Configuring domains

A minimal Authentication Gateway configuration requires at least one domain entry. Without domain configuration information, the OESTS implementation will not work. Other domains may be provided, and optionally, ABL policy and event callback handlers may also be defined.

Domain configuration files

Domain configurations are stored in instance/webapps/ROOT/WEB-INF/config/domains.json, where instance is the name of the instance where your OESTS web application is deployed. This is a simple JSON-formatted text file that can be edited to define domain entries.

The domains.json file

The default blank domain is configured to use a property file as the authentication mechanism.
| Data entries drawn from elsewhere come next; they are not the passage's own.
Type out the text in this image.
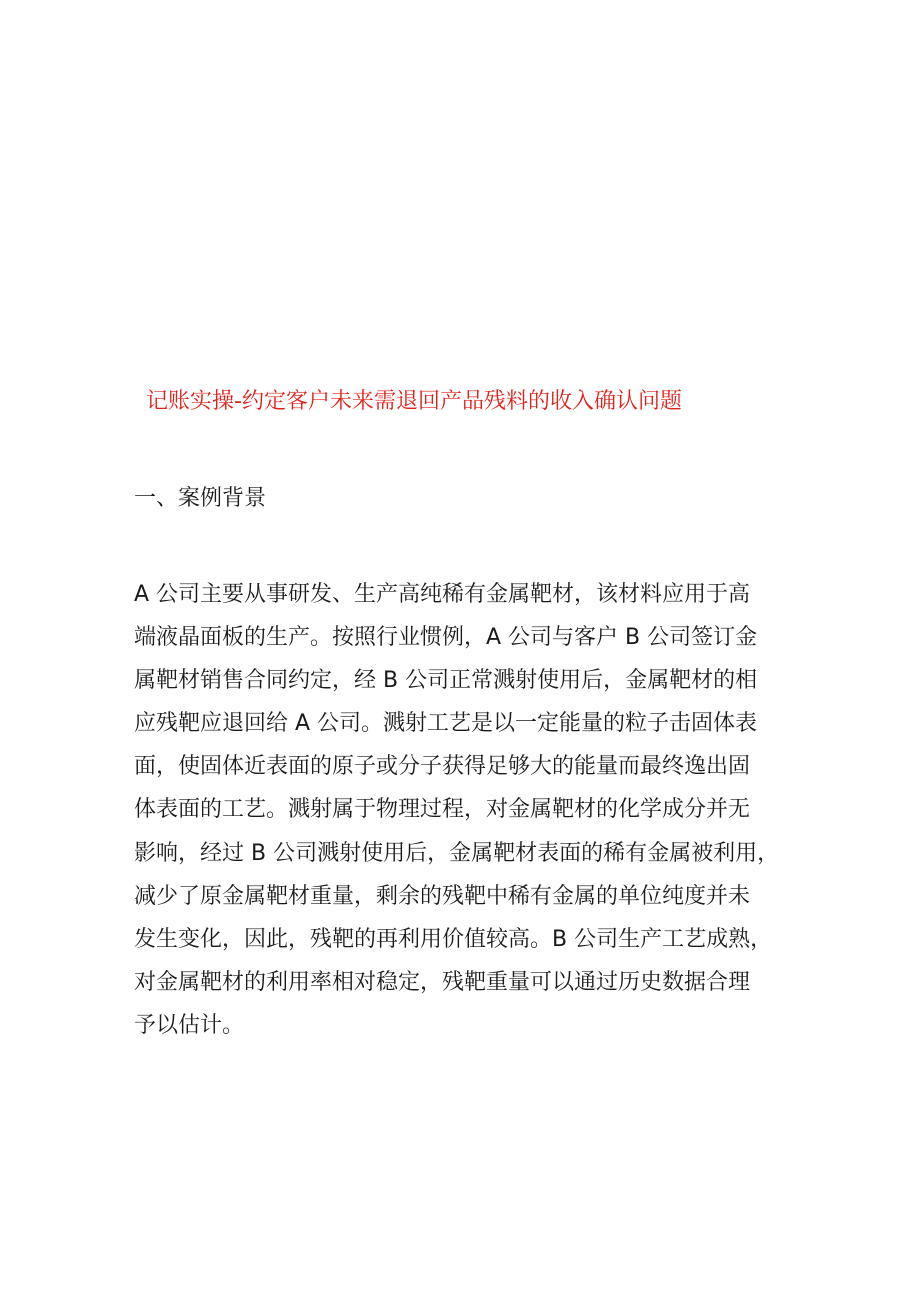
记账实操-约定客户未来需退回产品残料的收入确认问题
一、案例背景

A 公司主要从事研发、生产高纯稀有金属靶材，该材料应用于高
端液晶面板的生产。按照行业惯例，A 公司与客户 B 公司签订金
属靶材销售合同约定，经 B 公司正常溅射使用后，金属靶材的相
应残靶应退回给 A 公司。溅射工艺是以一定能量的粒子击固体表
面，使固体近表面的原子或分子获得足够大的能量而最终逸出固
体表面的工艺。溅射属于物理过程，对金属靶材的化学成分并无
影响，经过 B 公司溅射使用后，金属靶材表面的稀有金属被利用，
减少了原金属靶材重量，剩余的残靶中稀有金属的单位纯度并未
发生变化，因此，残靶的再利用价值较高。B 公司生产工艺成熟，
对金属靶材的利用率相对稳定，残靶重量可以通过历史数据合理
予以估计。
This file is stored in instance/webapps/ROOT/WEB-INF/config/users.properties. This default domain configuration is simplified intentionally to make initial development easier, but using the blank domain at later stages is not recommended, especially in a multi-domain environment.

A domain configuration defines the authentication provider to be used for login (see Spring Security Configuration for more information), the ABL policy for the domain, the event handler implementation, as well as additional context information that can be used by policy and event callback handlers.
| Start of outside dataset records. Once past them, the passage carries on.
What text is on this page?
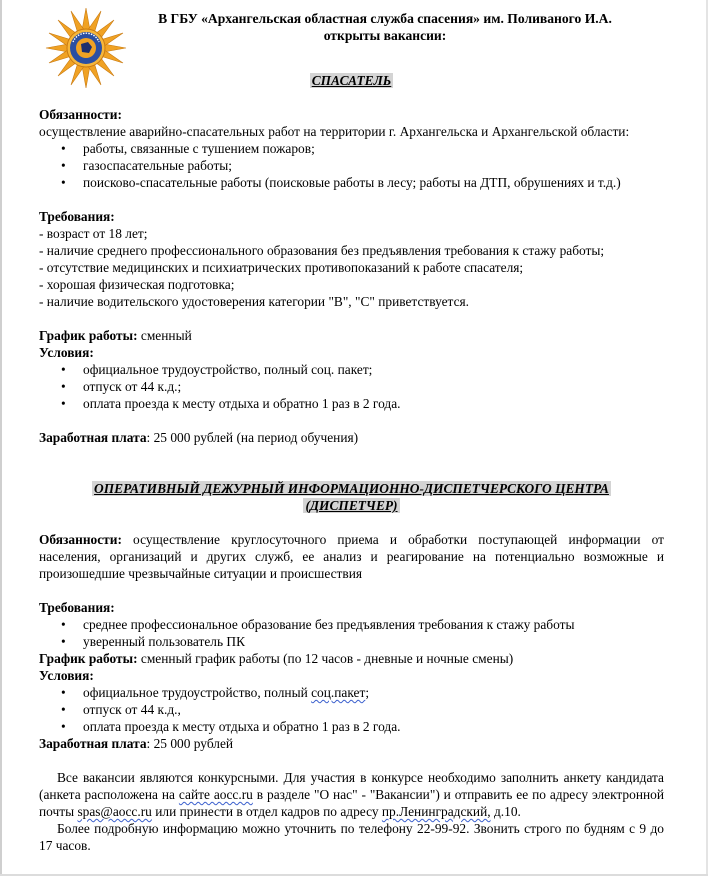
В ГБУ «Архангельская областная служба спасения» им. Поливаного И.А.
открыты вакансии:

СПАСАТЕЛЬ

Обязанности:

осуществление аварийно-спасательных работ на территории г. Архангельска и Архангельской области:

• работы, связанные с тушением пожаров;
• газоспасательные работы;
• поисково-спасательные работы (поисковые работы в лесу; работы на ДТП, обрушениях и т.д.)

Требования:

- возраст от 18 лет;

- наличие среднего профессионального образования без предъявления требования к стажу работы;

- отсутствие медицинских и психиатрических противопоказаний к работе спасателя;

- хорошая физическая подготовка;

- наличие водительского удостоверения категории "В", "С" приветствуется.

График работы: сменный

Условия:

• официальное трудоустройство, полный соц. пакет;
• отпуск от 44 к.д.;
• оплата проезда к месту отдыха и обратно 1 раз в 2 года.

Заработная плата: 25 000 рублей (на период обучения)

ОПЕРАТИВНЫЙ ДЕЖУРНЫЙ ИНФОРМАЦИОННО-ДИСПЕТЧЕРСКОГО ЦЕНТРА
(ДИСПЕТЧЕР)

Обязанности: осуществление круглосуточного приема и обработки поступающей информации от населения, организаций и других служб, ее анализ и реагирование на потенциально возможные и произошедшие чрезвычайные ситуации и происшествия

Требования:

• среднее профессиональное образование без предъявления требования к стажу работы
• уверенный пользователь ПК

График работы: сменный график работы (по 12 часов - дневные и ночные смены)

Условия:

• официальное трудоустройство, полный соц.пакет;
• отпуск от 44 к.д.,
• оплата проезда к месту отдыха и обратно 1 раз в 2 года.

Заработная плата: 25 000 рублей

Все вакансии являются конкурсными. Для участия в конкурсе необходимо заполнить анкету кандидата (анкета расположена на сайте aocc.ru в разделе "О нас" - "Вакансии") и отправить ее по адресу электронной почты spas@aocc.ru или принести в отдел кадров по адресу пр.Ленинградский, д.10.

Более подробную информацию можно уточнить по телефону 22-99-92. Звонить строго по будням с 9 до 17 часов.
The following is a sample domains.json file that defines a single domain given a blank domain name. The domain is enabled and is marked as supporting both Single Sign On (SSO), and login (authenticate) operations. The last required entry is the name of the authentication provider implementation. In this case, it is named properties. The properties authentication provider is configured to use a users.properties file with a couple of simple default user/password combinations for testing purposes.

{
"version": "1.0.0",
"domains": [
{
"name" : "",
"enabled" : true,
"description" : "Default domain",
"actions" : {
"authenticate" : {
"enabled" : true,
"options" : ""
},
"exchange" : {
"enabled" : false,
"options" : ""
},
"sso" : {
"enabled" : true,
"options" : ""
},
"refresh" : {
"enabled" : false,
"options" : ""
}
},
"options" : "",
"authProvider" : "properties",
"policyProvider" : "",
"events" : {
"provider" : "",
"groups" : {
"client" : false,
"tokenAuthenticate" : false,
"tokenExchange" : false,
"tokenRevoke" : false,
"tokenValidate" : false,
"tokenRefresh" : false,
"policy" : false,
"sessionLogin" : false,
"sessionLogout" : false,
"sessionValidate" : false,
"sessionRefresh" : false
}
}
},
{
"name" : "oests.server",
"enabled" : false,
"description" : "STS server key domain",
"actions" : {
"authenticate" : {
"enabled" : false,
"options" : ""
},
"exchange" : {
"enabled" : false,
"options" : ""
},
"sso" : {
"enabled" : true,
"options" : ""
},
"refresh" : {
"enabled" : false,
"options" : ""
}
},
"options" : "",
"authProvider" : "anonymous",
"policyProvider" : "",
"events" : {
"provider" : "",
"groups" : {}
}
}],
"policyProviders" : {

},
"eventProviders" : {

}
}

Configuration file monitoring

The domains.json, domains.keystore, and users.properties configuration files are actively monitored for changes by the OESTS application. If a change is made to one of these files, the changes will be applied without restarting the OESTS application. The files are read at startup of the OESTS web application and again after the files have changed.

Configuration file location

You can change the location and name of the OESTS configuration files by editing sts.properties file. This file is stored in instance/webapps/ROOT/WEB-INF/config/users.properties. By default, configuration files are referenced as relative file paths from the web application. Edits to sts.properties require a restart of the OESTS web application or the Authentication Gateway itself.